Using Father's Day to drive home his message about improving men's health, President Clinton on Saturday released the first portion of almost $60 million in prostate cancer research grants.
Clinton said the largest-ever federal research awards for finding better treatments for the disease will pay for "new studies to determine the cause of prostate cancer (and) develop new methods of prevention and detection." Grant recipients, selected from more than 600 applicants, began receiving about $25 million in funds on Saturday. Another $34 million will be released to researchers next month.Clinton said that nearly 200,000 men will be diagnosed with prostate cancer this year; as many as 40,000 will die from it. That is about the same number of women who die of breast cancer each year, he added.
Clinton pledged that his administration would direct as many resources as possible to combating prostate cancer, which he termed "one of the greatest health threats" men face.
"For far too long, too little was known about prostate cancer, too little was said about it out of embarrassment and fear. And because of this, too little was done about it.
Turning to another health issue - smoking - the president again chastised Republican senators for killing an anti-smoking bill that would have funneled a portion of funds raised from a cigarette price increase and tobacco industry fines to medical research.
"They voted against increased cancer research and against saving lives," Clinton said.
In the Republican radio address, Rep. Bill Archer of Texas used Father's Day to reiterate his appeal to his fellow lawmakers to grant federal tax breaks to encourage parents to save for their children's education - in elementary and secondary schools.
"When it comes to strengthening America's morals and values, nothing counts more than giving our children an education that is second to none," Archer said of his education initiative.

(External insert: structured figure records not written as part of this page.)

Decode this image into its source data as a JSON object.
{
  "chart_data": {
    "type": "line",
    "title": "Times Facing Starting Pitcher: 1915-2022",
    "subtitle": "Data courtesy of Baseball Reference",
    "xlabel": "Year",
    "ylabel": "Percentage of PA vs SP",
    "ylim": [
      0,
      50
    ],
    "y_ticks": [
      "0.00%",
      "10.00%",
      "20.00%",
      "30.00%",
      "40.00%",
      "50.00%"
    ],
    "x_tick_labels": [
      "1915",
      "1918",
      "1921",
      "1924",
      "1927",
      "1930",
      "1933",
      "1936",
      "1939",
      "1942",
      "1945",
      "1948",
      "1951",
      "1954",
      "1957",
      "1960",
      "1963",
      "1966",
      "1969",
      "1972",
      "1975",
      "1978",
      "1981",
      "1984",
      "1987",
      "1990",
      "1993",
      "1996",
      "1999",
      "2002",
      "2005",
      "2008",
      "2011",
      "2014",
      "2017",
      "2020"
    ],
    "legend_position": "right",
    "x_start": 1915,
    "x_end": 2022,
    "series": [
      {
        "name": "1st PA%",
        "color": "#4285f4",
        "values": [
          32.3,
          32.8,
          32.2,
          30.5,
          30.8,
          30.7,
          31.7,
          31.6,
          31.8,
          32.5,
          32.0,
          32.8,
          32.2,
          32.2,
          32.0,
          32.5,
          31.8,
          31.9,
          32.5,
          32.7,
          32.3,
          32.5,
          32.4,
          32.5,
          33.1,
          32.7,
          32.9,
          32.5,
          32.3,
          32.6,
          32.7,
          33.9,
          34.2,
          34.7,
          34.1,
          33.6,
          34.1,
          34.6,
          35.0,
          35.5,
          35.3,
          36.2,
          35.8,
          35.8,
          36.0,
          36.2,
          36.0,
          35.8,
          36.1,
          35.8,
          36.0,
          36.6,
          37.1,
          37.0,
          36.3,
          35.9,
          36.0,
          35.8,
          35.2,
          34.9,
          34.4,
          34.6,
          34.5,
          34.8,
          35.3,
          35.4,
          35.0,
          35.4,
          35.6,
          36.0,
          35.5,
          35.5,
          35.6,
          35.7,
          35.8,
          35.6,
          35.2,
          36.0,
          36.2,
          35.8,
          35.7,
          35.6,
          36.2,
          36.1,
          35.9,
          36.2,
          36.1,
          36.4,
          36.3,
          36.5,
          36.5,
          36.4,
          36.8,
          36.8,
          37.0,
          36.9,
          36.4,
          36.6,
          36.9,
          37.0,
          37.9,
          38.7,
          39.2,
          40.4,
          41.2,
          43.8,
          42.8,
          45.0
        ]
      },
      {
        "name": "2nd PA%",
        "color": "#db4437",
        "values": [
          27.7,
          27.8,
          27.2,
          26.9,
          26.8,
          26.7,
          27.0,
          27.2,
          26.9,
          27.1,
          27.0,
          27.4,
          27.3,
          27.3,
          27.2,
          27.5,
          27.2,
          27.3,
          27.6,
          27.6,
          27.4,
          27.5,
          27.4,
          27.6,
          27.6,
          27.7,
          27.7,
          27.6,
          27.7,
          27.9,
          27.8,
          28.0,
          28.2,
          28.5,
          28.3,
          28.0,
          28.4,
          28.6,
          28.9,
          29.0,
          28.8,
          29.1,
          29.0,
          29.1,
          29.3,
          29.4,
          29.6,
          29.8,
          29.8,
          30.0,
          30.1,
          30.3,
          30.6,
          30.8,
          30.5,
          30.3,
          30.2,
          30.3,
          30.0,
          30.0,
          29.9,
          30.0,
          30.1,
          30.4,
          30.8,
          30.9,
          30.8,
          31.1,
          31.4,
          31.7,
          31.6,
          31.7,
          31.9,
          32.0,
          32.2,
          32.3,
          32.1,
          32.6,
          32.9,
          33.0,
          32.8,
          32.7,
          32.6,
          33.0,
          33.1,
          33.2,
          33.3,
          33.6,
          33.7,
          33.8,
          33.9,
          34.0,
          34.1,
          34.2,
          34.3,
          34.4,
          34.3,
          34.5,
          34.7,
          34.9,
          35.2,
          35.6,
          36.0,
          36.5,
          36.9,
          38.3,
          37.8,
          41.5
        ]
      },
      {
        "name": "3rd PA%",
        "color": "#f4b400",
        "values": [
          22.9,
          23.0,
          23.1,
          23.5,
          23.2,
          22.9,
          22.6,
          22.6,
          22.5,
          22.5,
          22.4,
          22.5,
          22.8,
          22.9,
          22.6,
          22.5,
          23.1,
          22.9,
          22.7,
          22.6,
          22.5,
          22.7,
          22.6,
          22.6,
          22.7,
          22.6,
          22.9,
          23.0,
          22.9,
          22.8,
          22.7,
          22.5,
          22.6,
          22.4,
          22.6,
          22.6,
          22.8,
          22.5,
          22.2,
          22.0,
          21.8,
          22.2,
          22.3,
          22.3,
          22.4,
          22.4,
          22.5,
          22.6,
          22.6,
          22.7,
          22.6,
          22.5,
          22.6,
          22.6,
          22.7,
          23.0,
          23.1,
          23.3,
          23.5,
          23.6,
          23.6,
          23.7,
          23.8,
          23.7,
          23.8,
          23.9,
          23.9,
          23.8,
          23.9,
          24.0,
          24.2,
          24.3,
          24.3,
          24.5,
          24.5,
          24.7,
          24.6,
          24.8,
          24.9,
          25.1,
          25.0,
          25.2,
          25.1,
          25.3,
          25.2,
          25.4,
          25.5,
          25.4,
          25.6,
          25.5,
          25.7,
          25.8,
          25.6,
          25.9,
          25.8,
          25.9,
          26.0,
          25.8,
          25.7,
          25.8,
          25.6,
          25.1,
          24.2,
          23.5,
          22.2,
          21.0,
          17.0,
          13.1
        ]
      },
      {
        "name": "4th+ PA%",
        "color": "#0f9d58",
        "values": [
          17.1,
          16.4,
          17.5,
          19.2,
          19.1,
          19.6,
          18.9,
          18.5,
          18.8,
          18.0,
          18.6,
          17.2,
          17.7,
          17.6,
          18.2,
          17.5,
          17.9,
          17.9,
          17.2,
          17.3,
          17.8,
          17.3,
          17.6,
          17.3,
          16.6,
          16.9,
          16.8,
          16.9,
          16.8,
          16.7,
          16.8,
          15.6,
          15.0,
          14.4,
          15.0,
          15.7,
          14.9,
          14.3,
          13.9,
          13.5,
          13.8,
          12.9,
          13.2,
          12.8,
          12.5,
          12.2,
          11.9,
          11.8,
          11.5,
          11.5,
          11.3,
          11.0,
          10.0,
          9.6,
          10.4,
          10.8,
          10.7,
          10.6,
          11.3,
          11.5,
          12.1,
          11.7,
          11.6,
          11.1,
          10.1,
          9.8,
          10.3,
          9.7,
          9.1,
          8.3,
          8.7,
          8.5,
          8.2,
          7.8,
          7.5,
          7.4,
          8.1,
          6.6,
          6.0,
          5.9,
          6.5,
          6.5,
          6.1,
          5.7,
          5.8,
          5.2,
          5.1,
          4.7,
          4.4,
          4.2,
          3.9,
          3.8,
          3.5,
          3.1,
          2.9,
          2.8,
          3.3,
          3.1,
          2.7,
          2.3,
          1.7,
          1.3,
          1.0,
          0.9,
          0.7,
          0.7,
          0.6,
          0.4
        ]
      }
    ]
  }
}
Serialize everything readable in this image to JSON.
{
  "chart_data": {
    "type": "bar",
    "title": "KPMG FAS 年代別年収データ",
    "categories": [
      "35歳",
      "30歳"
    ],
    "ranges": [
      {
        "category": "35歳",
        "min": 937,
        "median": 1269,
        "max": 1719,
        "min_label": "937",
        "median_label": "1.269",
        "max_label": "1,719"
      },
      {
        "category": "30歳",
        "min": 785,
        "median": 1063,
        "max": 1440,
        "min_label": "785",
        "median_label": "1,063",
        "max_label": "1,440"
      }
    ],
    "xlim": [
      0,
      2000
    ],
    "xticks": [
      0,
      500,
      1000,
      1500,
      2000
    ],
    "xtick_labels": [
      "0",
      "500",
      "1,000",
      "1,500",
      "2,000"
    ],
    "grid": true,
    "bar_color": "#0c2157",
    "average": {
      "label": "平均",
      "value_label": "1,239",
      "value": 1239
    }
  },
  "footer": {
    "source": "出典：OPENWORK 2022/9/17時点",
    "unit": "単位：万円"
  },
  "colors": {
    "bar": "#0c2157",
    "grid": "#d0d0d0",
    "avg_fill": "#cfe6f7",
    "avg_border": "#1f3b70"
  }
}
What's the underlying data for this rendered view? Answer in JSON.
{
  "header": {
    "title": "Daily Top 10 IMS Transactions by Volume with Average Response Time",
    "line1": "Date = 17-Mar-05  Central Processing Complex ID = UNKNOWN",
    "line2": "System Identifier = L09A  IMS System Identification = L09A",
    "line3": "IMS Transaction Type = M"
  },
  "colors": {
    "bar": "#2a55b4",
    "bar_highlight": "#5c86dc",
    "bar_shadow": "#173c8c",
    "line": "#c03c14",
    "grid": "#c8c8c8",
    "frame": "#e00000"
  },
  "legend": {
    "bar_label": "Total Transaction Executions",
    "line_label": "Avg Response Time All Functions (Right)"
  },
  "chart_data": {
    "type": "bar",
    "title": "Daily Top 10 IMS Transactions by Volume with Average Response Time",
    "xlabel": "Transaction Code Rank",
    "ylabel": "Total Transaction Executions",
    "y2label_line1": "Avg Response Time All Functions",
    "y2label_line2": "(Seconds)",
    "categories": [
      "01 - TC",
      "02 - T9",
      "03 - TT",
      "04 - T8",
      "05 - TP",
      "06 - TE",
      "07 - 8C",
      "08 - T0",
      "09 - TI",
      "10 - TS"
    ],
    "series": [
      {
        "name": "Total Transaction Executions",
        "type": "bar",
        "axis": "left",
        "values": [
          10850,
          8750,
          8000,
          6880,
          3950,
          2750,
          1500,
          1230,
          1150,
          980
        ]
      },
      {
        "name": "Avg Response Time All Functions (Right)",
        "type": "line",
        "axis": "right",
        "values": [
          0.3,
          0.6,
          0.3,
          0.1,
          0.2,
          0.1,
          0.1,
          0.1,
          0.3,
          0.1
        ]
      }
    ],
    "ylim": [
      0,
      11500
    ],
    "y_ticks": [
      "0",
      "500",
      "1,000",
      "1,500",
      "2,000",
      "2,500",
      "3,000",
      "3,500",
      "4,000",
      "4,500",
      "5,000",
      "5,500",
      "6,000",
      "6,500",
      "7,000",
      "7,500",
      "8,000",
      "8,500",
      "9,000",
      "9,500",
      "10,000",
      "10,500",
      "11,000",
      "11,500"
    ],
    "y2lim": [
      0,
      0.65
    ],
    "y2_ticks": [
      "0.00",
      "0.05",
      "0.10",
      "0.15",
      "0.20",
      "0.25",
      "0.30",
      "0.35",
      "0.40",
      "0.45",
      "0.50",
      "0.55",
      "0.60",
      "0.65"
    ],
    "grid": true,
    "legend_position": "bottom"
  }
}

The plan would allow parents, grandparents, businesses and unions to contribute up to $2,000 a year to educational savings accounts that would grow tax-free. The money could be used to pay for a variety of educational costs, including tuition, school supplies, tutoring and expenses incurred by children with disabilities.
Clinton and many Democrats have expressed opposition to the measure, saying its primary beneficiaries would be affluent families who send children to private schools.
The Defense Department prostate cancer research program is modeled after the widely acclaimed peer-review breast cancer program administered by the Pentagon.